Following on from David's blog about the title track of the Folklore album, this is the second in a series of blog posts about the songs on the new album which will lead up to release day on 27th May.
Like many Big Big Train songs, this one started with the title. I can’t remember where I saw or heard the phrase London Plane but it immediately struck me as an odd, and interesting, combination of words so I made a note of it and, when we came to write some new songs for the Folklore album, started to read up about the London Plane.
The London Plane is the classic city tree. It is resistant to pollution and is a common feature in the parks and streets of London and other cities. It grows to over 100 feet. It was first cross-pollinated in around 1600 and became widely planted from around 1700. It may have been discovered by the marvellously named (and spectacularly bearded) John Tradescant the Younger.
No London Plane tree has ever died of old age, so it is not known how long their natural life span is. As they re-grow vigorously when cut down, they can almost be said to be immortal.

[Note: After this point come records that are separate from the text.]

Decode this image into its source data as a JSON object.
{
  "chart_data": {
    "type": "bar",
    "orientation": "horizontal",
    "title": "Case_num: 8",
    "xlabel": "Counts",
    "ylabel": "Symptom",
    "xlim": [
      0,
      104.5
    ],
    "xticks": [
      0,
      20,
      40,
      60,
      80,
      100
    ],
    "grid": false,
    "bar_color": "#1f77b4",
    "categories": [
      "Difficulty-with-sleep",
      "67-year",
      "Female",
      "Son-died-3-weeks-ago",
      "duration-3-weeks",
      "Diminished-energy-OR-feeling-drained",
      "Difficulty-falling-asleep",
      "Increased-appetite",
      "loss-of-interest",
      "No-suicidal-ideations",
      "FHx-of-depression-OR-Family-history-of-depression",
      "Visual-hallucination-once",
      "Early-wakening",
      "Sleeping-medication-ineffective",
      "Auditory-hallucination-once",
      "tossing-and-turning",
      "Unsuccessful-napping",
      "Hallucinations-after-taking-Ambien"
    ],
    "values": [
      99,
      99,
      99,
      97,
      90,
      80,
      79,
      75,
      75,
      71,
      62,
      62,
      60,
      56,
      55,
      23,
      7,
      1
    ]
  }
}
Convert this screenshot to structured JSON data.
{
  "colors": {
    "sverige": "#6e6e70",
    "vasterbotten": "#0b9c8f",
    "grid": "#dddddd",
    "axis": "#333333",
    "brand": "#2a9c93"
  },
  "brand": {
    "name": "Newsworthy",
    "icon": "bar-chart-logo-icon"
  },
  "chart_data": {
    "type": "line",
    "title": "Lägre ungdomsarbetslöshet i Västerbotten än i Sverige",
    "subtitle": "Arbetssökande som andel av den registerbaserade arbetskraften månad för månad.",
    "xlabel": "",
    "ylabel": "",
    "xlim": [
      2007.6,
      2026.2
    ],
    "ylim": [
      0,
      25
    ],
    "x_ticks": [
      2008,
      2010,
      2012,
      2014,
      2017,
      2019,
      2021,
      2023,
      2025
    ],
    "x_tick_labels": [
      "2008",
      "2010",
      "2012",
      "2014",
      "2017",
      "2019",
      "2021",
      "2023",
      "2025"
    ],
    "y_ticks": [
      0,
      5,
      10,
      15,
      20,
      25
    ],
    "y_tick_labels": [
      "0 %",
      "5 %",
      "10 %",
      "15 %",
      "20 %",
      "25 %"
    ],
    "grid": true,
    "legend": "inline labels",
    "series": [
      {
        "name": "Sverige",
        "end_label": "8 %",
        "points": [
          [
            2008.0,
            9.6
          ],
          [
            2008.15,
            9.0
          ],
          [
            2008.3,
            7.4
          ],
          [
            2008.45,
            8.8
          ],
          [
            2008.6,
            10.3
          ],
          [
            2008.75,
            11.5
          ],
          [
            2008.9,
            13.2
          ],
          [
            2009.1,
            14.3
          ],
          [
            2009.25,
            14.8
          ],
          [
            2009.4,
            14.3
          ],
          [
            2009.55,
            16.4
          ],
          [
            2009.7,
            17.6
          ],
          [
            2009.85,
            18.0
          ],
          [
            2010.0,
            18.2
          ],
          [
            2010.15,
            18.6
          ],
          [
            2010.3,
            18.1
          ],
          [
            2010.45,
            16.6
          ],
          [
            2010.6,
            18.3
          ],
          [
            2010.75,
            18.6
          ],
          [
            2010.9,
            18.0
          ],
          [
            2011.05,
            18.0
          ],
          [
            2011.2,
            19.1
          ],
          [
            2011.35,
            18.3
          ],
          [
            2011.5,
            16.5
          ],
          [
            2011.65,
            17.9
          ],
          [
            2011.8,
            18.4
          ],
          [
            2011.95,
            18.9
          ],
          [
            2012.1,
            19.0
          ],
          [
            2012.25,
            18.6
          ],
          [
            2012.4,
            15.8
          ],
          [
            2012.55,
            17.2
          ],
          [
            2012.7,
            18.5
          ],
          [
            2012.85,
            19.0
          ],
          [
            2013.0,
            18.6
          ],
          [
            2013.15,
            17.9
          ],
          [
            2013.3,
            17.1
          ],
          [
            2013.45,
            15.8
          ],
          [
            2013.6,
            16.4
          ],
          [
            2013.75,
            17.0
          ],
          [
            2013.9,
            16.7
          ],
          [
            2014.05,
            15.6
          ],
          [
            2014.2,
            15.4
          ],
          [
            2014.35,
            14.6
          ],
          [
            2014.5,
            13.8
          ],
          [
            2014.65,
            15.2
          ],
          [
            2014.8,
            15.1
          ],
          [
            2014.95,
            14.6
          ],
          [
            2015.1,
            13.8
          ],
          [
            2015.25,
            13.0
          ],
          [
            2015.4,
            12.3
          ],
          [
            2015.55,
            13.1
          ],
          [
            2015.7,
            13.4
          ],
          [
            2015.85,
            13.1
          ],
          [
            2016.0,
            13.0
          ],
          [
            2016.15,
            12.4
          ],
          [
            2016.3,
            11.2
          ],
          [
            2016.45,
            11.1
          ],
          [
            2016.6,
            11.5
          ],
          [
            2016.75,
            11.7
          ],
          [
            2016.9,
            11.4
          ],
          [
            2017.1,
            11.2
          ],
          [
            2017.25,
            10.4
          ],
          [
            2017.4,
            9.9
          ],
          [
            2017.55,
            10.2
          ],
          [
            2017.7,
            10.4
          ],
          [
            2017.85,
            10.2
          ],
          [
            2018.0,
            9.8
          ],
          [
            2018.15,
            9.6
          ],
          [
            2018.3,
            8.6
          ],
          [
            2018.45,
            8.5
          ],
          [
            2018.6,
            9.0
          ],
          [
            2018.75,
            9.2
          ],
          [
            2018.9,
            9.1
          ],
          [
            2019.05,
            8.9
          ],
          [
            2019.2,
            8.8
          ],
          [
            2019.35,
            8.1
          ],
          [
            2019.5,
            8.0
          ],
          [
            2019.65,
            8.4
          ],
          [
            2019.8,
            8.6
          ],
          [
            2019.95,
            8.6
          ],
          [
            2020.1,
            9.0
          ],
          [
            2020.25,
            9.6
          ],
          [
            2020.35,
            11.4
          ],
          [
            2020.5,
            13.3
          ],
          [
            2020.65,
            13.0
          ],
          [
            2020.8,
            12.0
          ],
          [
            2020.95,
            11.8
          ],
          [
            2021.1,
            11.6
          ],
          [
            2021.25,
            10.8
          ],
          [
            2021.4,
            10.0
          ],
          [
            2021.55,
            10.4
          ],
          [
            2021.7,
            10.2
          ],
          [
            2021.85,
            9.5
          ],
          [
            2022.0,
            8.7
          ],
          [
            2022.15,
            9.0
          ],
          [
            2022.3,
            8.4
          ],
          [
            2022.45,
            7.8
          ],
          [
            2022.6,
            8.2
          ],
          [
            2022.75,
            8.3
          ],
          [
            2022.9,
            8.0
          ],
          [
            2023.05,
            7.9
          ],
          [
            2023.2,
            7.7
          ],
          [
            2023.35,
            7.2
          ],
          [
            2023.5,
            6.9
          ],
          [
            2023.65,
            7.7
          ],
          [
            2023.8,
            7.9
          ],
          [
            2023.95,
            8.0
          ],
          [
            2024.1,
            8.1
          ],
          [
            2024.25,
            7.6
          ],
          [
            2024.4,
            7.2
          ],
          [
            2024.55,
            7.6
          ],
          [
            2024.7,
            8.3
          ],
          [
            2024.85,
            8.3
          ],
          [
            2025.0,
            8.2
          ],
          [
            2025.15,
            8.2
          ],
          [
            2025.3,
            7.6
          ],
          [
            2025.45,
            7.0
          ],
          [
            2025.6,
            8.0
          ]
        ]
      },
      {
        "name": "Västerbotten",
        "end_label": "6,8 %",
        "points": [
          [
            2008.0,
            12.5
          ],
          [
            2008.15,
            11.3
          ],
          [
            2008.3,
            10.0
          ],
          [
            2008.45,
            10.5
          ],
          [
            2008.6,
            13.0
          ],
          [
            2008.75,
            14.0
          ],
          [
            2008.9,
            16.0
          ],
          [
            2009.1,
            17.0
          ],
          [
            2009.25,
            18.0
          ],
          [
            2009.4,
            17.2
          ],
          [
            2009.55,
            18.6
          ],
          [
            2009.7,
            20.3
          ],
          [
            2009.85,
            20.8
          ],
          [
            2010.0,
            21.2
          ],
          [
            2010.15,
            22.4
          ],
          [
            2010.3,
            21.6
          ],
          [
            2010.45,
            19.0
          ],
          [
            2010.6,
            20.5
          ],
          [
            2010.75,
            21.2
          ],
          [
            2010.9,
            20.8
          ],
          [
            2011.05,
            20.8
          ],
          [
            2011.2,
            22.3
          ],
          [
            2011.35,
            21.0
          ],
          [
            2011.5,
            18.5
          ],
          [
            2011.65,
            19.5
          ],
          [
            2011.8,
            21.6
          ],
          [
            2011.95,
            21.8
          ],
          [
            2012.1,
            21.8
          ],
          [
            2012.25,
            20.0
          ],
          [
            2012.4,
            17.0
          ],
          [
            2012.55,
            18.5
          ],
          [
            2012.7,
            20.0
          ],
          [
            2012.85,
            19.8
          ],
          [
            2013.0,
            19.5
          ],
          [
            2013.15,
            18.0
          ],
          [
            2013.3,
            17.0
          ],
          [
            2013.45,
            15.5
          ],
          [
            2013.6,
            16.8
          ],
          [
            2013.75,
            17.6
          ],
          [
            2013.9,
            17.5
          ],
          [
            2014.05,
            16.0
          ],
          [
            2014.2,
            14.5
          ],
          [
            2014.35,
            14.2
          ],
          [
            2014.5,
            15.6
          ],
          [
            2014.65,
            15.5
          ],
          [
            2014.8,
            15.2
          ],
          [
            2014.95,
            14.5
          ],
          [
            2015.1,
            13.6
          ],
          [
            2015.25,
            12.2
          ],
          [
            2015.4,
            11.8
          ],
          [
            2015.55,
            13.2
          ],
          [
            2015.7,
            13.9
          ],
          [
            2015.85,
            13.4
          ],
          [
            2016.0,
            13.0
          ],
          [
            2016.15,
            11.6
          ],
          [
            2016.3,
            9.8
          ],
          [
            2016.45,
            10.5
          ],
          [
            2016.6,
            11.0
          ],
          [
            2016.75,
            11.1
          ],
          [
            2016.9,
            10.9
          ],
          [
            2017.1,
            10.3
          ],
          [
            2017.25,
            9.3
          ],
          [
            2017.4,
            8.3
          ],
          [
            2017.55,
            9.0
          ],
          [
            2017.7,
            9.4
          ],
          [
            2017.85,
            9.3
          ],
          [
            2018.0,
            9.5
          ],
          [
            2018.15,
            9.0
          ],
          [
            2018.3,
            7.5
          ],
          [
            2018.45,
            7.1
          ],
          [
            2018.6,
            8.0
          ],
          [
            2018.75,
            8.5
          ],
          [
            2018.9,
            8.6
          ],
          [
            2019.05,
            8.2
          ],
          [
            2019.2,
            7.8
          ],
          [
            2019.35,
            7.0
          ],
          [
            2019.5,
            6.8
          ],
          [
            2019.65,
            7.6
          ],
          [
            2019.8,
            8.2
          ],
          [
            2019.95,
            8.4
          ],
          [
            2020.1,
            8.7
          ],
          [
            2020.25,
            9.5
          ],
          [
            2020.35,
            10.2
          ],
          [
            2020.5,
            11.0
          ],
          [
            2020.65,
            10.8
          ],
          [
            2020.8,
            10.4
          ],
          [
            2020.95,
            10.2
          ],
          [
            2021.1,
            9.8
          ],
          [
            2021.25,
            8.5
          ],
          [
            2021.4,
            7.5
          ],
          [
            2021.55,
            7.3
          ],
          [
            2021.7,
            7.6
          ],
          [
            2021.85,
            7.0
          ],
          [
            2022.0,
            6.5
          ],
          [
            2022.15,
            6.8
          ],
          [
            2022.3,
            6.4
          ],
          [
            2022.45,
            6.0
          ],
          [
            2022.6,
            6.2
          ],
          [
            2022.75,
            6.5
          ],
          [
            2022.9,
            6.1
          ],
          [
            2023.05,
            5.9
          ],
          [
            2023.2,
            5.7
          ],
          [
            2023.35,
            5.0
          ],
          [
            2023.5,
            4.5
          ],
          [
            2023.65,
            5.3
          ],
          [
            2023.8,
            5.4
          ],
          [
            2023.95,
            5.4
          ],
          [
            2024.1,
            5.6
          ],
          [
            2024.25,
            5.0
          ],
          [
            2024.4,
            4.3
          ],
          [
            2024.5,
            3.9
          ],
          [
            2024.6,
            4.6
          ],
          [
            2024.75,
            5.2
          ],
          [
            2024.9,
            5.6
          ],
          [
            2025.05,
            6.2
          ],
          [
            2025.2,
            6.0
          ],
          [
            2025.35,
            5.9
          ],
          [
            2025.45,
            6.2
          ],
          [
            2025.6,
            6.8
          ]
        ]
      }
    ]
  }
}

I have written a few songs with a London theme in recent years so I began to think how a song about a tree named after the city might work. I decided that I would use a single tree as a 'witness' to the history of London over the last few hundred years.
I spent some time wandering around the city to find a good location for my tree (it didn’t necessarily have to be a real specimen, but I wanted to find somewhere where such a tree may have existed and where interesting things would have happened in proximity to the tree.) A couple of early favourite locations, including Mount Street gardens and St Pancras Old Church were eventually discarded in favour of York Watergate.
York Watergate was built at almost exactly the right time as a starting point for the period of history in the song. The Watergate was at the edge of the river Thames until it was left stranded by the building of Victoria Embankment. It is now landlocked, but a tall tree near the Watergate would still be in sight of the river and at the centre of the metropolis.
There are, in fact, a number of large London Planes close-by the Watergate and for the purposes of the song, I decided that one of these would be ‘my’ tree and that it may just have been a sapling when the Watergate was constructed in 1626.
So, the device in the song is that some of the human stories of London from the mid 1600’s to the present day are told, in a roughly chronological order, from the perspective of a London Plane tree growing alongside York Watergate.
I must stress that I made no attempt to anthropomorphise the tree (by law, since the late 70’s, progressive rock bands are not allowed to stray onto Tolkien-esque territory so there would be no ‘ents’ in this song. ) Instead, the tree provides the song with a perspective and an element of stasis around which time passes as England's river flows nearby.
And the passage of time is the main subtext of the song. I am 50 years old now and I am all too aware of how quickly time seems to pass and of how fragile life is.
I won’t explain all of the references within the song, but it is worth saying that Skylon makes an appearance and that this will be the subject of another BBT song which will feature on an EP we will be releasing in 2017. The EP will also include a piece which was written as a prelude to London Plane called Turner on the Thames.
Finally, the vinyl version of Folklore includes two additional tracks: Mudlarks and Lost Rivers of London (originally released only on the Wassail EP). We have taken the opportunity to sequence London Plane, Mudlarks and Lost Rivers so that they form one side of the vinyl double album as a ‘suite’ of London songs.